There’s a disturbing possibility that the Mexican government, the soda industry, or some combination of both used spyware to harass health advocates who support Mexico’s soft-drink tax. According to a new report by Citizen Lab, an outfit at the University of Toronto that investigates hacking, somebody harassed them — it’s just a question of who, although logic would dictate a pretty short list.
The New York Times says that right as this group was fighting last year to increase the soda tax, the world’s first when it passed in 2014, the attackers targeted them with “an invasive form of spyware” purportedly only sold to governments. Basically, the hackers would text an outrageous claim of some sort (like that one of their children had been in an accident, or “evidence” of an affair), then urge the recipient to click a link that would infect the phone with spy tools, allowing this mystery infiltrator to “trace a target’s every phone call, text message, email, keystroke, location, sound and sight.” That included hijacking the camera and secretly recording footage.

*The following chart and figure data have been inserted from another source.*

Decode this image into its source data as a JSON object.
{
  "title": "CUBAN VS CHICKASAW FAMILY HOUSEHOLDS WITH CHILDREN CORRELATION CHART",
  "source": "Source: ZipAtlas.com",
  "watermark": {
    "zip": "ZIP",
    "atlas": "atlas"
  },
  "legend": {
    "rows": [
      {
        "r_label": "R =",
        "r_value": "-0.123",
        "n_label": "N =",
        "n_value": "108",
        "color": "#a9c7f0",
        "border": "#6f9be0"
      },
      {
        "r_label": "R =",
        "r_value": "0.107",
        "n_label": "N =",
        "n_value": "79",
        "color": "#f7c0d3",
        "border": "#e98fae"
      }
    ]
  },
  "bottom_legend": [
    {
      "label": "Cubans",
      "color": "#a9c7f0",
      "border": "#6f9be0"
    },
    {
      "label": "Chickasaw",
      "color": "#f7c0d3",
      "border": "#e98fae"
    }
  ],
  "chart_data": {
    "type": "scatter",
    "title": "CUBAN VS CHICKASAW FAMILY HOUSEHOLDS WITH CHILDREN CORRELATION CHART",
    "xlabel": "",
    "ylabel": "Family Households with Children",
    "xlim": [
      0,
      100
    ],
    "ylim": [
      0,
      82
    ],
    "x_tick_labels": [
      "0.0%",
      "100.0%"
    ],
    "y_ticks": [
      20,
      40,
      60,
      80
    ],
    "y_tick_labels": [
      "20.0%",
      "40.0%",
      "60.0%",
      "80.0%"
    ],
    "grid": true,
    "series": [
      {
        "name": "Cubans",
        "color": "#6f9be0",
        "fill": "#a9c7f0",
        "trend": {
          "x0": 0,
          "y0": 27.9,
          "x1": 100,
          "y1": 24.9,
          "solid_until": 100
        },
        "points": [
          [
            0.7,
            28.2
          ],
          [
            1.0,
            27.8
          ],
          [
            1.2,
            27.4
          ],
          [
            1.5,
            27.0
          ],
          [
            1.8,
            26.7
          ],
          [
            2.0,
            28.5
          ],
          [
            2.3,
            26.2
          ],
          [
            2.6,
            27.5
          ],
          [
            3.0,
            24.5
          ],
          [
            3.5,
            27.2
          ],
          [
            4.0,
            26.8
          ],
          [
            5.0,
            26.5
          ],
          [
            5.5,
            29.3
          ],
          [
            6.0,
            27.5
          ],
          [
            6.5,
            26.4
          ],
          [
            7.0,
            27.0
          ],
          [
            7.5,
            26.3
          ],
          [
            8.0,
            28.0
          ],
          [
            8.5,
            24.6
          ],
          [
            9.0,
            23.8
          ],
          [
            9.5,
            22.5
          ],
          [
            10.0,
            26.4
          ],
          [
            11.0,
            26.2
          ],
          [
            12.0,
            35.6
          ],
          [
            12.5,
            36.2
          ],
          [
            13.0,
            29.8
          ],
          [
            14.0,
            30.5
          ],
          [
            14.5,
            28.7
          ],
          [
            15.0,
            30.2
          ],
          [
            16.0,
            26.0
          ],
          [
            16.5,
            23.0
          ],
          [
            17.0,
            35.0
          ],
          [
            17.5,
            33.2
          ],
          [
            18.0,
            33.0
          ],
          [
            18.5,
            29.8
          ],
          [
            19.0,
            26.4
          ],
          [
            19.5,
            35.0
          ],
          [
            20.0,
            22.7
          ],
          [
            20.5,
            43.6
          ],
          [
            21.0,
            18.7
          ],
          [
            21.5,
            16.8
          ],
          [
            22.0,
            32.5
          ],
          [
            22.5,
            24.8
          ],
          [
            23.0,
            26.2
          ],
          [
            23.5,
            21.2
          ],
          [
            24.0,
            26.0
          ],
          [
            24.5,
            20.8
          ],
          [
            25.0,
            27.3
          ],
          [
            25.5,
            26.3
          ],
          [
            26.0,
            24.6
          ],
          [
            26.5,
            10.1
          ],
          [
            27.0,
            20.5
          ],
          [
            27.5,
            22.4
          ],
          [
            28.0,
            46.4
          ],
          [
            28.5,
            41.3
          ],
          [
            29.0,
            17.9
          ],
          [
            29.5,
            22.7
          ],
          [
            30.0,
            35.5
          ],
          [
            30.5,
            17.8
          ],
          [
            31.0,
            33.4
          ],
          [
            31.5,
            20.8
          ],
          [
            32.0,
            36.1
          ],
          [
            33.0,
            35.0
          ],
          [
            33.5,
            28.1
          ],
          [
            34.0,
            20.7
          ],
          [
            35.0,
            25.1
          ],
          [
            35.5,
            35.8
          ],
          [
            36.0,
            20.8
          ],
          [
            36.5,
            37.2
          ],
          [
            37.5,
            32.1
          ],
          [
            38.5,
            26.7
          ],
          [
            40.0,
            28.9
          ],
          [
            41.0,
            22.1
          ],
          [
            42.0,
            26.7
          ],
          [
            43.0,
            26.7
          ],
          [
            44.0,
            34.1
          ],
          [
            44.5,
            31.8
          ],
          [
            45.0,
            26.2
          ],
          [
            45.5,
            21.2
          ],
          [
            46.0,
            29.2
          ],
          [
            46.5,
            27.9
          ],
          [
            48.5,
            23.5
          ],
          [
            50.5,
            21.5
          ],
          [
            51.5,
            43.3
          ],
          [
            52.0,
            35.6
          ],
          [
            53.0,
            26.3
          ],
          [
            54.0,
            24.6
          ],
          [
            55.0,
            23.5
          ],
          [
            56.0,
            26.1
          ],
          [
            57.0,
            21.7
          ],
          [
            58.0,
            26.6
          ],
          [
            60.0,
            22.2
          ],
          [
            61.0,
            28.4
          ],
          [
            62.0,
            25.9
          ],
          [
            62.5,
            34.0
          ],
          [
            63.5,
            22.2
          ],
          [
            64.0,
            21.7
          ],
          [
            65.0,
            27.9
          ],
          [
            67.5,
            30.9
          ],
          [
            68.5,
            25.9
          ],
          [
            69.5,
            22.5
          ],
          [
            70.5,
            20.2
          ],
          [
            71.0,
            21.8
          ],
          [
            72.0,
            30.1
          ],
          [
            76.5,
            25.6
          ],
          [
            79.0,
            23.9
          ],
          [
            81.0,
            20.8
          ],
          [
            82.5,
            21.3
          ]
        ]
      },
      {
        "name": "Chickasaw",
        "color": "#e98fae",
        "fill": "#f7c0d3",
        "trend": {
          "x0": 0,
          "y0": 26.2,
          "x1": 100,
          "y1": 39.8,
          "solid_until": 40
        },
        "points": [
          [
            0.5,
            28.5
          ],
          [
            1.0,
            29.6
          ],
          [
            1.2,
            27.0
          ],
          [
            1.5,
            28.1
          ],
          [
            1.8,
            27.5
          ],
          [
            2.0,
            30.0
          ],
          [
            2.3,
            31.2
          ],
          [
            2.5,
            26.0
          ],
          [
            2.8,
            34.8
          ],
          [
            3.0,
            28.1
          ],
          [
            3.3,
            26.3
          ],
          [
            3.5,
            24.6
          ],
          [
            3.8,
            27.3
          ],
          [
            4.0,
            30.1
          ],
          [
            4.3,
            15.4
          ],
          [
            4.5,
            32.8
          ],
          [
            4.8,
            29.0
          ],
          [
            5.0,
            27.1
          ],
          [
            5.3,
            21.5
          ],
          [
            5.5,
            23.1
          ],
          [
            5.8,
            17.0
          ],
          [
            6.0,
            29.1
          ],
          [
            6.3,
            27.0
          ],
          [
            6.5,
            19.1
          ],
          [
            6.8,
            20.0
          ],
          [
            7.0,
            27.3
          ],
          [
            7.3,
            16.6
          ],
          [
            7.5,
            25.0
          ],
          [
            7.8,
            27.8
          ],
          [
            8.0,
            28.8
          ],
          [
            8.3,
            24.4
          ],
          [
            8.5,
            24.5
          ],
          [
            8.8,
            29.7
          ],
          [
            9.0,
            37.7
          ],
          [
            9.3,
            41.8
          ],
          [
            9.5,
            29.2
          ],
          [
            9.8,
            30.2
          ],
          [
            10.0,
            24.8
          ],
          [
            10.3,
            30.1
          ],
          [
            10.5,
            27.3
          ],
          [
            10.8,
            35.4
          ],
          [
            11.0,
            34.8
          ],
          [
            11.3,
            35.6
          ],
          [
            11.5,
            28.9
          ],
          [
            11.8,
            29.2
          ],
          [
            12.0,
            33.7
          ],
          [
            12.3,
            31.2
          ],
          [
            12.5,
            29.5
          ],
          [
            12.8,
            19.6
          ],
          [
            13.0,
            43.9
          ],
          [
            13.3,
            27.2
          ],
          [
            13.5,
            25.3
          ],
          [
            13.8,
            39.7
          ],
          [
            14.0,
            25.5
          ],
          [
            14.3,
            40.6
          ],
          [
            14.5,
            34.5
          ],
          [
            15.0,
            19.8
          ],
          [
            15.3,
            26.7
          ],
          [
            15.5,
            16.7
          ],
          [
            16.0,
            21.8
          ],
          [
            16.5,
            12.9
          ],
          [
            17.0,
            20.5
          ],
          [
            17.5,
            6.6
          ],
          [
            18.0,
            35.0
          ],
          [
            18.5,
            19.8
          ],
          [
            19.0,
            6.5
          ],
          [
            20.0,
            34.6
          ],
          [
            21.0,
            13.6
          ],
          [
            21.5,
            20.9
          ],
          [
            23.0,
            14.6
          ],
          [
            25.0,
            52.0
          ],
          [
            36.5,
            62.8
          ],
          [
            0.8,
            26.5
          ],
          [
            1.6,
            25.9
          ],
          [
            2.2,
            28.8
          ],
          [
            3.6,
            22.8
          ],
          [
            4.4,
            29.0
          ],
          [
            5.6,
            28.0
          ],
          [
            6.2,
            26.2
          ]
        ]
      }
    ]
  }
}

The spyware was developed by an Israeli cyberarms dealer called NSO Group that the Times says “has contracts with multiple agencies inside Mexico.” That’s suspicious, and then the timing is seemingly pretty coincidental as well: One week after the advocates held a news conference launching their campaign to double Mexico’s 10 percent tax (the effort’s not been successful yet), they started getting the weird, spyware-infected texts.
To date, Big Soda has reportedly spent more than $67 million just to halt America’s budding anti-soft-drink movement. Mexico is Coke’s biggest market as a matter of per-capita consumption, and one of the ways the soda maker responded to the tax in 2014 was to pledge Mexico another $8 billion worth of investments. Big Soda’s industry group down there, ConMéxico, swears it wasn’t them playing dirty: “This is the first we’re hearing of it,” its director told the Times. “And frankly, it scares us, too.” A senior researcher with Citizen Lab says the hacks, regardless, are “one of the most brazen cases of abuse we have ever seen.”